In 2008, the state banned gas drilling by high-volume hydraulic fracturing so regulators could conduct an environmental review and develop rules. In September 2012, Cuomo said he wouldn’t decide on the issue until after health officials studied its potential impact.
Acting Health Commissioner Howard Zucker said at a cabinet meeting in Albany Dec. 17 that studies on fracking’s effects on water, air and soil are inconsistent, incomplete and raise too many “red flags” for the state to allow it.
“I consider the people of the state of New York as my patients,” said Zucker, a medical doctor. “We cannot afford to make a mistake. The potential risks are too great. In fact, they are not fully known.”
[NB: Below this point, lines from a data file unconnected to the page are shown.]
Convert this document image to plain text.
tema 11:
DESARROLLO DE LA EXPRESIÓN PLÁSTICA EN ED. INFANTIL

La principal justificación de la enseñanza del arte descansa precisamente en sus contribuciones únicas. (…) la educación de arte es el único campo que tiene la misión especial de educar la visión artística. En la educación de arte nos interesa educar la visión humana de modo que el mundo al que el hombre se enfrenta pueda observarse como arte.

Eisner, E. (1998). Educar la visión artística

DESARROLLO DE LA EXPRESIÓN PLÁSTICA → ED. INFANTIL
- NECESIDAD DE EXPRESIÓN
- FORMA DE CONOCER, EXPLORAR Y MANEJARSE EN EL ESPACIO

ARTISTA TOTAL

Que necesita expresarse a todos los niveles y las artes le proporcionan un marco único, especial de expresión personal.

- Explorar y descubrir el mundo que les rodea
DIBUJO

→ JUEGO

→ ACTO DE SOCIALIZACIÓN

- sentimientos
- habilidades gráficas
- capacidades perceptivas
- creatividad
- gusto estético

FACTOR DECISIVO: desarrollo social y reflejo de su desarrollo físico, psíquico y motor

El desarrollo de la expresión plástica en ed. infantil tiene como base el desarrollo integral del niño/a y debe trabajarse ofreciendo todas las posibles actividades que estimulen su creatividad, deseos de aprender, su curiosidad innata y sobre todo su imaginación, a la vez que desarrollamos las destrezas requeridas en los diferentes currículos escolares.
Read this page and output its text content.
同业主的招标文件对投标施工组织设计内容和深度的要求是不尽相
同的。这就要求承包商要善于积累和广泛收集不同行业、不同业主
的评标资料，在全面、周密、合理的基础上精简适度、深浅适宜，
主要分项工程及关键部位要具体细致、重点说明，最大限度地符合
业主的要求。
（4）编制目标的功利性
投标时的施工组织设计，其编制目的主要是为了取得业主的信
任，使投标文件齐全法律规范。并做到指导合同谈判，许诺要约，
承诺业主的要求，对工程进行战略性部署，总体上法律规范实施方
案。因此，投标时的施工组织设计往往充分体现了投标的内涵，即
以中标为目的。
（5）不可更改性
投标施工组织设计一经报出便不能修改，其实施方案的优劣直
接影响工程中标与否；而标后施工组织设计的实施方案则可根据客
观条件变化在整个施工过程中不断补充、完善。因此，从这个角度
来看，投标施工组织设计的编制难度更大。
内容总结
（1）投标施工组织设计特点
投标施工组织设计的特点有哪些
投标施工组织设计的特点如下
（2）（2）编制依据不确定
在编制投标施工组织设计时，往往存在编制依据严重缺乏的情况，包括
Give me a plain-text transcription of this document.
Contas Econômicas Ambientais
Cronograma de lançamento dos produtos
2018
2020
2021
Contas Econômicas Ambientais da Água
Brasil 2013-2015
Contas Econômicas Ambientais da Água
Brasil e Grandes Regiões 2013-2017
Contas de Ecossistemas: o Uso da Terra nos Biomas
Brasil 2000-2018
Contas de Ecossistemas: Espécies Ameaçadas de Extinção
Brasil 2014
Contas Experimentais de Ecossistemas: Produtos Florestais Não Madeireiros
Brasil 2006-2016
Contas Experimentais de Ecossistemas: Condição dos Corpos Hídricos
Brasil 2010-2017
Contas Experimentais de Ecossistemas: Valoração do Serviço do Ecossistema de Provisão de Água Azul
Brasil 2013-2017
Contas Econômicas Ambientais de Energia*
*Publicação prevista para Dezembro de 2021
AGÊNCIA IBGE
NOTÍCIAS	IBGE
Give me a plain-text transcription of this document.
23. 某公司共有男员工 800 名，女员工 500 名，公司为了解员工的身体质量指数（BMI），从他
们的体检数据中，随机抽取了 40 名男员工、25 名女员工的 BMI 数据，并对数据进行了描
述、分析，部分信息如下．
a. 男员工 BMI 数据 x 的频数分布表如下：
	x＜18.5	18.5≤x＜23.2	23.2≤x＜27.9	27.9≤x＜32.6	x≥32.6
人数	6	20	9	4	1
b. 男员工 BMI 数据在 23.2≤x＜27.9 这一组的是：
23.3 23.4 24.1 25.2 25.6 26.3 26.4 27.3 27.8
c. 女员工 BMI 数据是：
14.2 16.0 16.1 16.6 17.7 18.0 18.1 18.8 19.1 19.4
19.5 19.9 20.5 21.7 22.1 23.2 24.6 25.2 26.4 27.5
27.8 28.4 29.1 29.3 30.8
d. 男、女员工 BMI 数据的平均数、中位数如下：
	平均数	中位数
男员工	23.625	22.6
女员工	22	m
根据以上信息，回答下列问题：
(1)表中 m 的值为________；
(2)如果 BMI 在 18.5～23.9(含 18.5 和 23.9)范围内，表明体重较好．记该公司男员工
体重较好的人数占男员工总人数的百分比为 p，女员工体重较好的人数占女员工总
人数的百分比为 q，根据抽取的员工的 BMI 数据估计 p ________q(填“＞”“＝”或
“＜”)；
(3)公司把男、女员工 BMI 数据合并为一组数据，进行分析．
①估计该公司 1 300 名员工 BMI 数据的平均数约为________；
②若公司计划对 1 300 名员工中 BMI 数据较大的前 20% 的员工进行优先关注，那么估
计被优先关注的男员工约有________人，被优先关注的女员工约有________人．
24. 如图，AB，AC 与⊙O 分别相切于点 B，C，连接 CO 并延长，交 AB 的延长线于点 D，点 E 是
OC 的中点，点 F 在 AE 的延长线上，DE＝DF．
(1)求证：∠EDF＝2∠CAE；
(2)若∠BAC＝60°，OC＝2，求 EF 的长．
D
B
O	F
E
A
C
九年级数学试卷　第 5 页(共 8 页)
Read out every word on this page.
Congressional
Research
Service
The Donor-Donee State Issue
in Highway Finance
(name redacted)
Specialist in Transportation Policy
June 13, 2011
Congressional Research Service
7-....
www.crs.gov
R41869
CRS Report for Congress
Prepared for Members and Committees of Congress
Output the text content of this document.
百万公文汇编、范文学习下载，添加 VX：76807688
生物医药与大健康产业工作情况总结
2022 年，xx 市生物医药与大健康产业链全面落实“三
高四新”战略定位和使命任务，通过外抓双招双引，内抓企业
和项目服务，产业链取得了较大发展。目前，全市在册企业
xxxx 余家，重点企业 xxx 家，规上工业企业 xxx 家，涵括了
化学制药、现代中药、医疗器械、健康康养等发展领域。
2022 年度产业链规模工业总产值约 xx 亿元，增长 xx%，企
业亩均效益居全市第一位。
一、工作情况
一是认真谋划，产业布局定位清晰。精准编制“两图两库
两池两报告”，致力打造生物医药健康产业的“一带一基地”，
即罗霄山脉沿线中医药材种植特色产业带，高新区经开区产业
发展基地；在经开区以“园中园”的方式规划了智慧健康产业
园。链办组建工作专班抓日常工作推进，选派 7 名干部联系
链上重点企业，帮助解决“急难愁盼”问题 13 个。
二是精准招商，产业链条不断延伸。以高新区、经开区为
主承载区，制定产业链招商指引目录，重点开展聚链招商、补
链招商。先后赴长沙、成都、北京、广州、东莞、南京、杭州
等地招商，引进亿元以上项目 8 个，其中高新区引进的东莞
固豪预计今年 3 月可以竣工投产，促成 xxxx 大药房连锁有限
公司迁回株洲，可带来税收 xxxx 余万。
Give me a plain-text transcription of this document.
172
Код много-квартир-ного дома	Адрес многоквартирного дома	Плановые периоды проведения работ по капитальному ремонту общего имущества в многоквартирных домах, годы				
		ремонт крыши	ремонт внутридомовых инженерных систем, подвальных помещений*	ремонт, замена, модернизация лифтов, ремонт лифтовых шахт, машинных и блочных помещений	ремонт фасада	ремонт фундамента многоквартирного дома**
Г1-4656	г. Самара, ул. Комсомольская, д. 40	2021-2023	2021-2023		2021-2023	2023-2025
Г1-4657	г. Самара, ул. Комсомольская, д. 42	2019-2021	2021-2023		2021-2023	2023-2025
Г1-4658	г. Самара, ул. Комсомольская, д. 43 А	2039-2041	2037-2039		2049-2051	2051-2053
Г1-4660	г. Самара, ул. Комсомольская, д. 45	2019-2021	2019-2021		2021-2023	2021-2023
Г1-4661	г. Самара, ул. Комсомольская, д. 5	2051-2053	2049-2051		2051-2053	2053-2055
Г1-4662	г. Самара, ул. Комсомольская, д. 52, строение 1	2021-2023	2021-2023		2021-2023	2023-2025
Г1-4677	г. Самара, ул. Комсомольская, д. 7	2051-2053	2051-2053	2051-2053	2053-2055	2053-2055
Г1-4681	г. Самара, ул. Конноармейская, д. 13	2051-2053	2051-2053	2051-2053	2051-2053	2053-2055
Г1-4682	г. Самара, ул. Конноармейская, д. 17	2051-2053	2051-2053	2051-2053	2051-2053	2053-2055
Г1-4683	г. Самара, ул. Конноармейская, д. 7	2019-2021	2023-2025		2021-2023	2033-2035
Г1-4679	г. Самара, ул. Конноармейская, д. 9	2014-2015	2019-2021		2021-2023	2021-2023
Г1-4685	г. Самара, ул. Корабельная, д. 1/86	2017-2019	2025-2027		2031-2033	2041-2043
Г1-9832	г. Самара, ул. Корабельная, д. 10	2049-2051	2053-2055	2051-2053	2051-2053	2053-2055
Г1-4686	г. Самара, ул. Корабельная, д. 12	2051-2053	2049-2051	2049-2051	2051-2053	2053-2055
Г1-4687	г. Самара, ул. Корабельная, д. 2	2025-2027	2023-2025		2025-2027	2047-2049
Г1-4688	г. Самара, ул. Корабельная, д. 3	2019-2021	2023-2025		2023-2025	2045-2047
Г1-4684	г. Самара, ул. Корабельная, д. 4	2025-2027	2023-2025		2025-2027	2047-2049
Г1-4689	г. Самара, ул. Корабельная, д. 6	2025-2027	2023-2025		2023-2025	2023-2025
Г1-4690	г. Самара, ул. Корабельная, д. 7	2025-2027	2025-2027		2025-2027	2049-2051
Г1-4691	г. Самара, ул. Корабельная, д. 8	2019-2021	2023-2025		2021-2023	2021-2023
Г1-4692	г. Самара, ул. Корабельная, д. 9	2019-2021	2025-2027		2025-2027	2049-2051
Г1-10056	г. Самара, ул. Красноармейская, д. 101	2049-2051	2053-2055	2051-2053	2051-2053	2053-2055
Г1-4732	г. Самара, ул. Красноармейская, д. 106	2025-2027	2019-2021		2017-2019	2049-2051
Parts of New York sit atop the gas-rich Marcellus shale formation, and the governor has been trying to balance the prospects for the economic development seen in Ohio and Pennsylvania against environmentalists’ warnings that fracking may damage water supplies and make farmland unusable.
Following Advice
Cuomo, a 57-year-old Democrat about to begin his second- term, said he’ll let science, not politics, determine his final decision.
“I will be bound by what the experts say,” Cuomo said at the cabinet meeting before Zucker spoke.
Fracking, a process in which water and chemicals are injected at high volume into shale to free oil and gas, is allowed in at least 32 states. Since July 2008, when Governor David Paterson issued the New York moratorium, the average natural-gas price on the New York Mercantile Exchange has fallen 60 percent, according to data compiled by Bloomberg.
The potential for drilling in New York was already hobbled by restrictions the state is planning to impose if it were to move forward, said Joe Martens, the commissioner of the Environmental Conservation Department. The regulations, along with fracking bans imposed by towns and cities, cut out at least 63% of the 12 million acres where gas could be tapped by fracking, Martens said.
“The economic benefits are clearly far lower than originally forecast,” Martens said. “The low price of gas only exacerbates this.”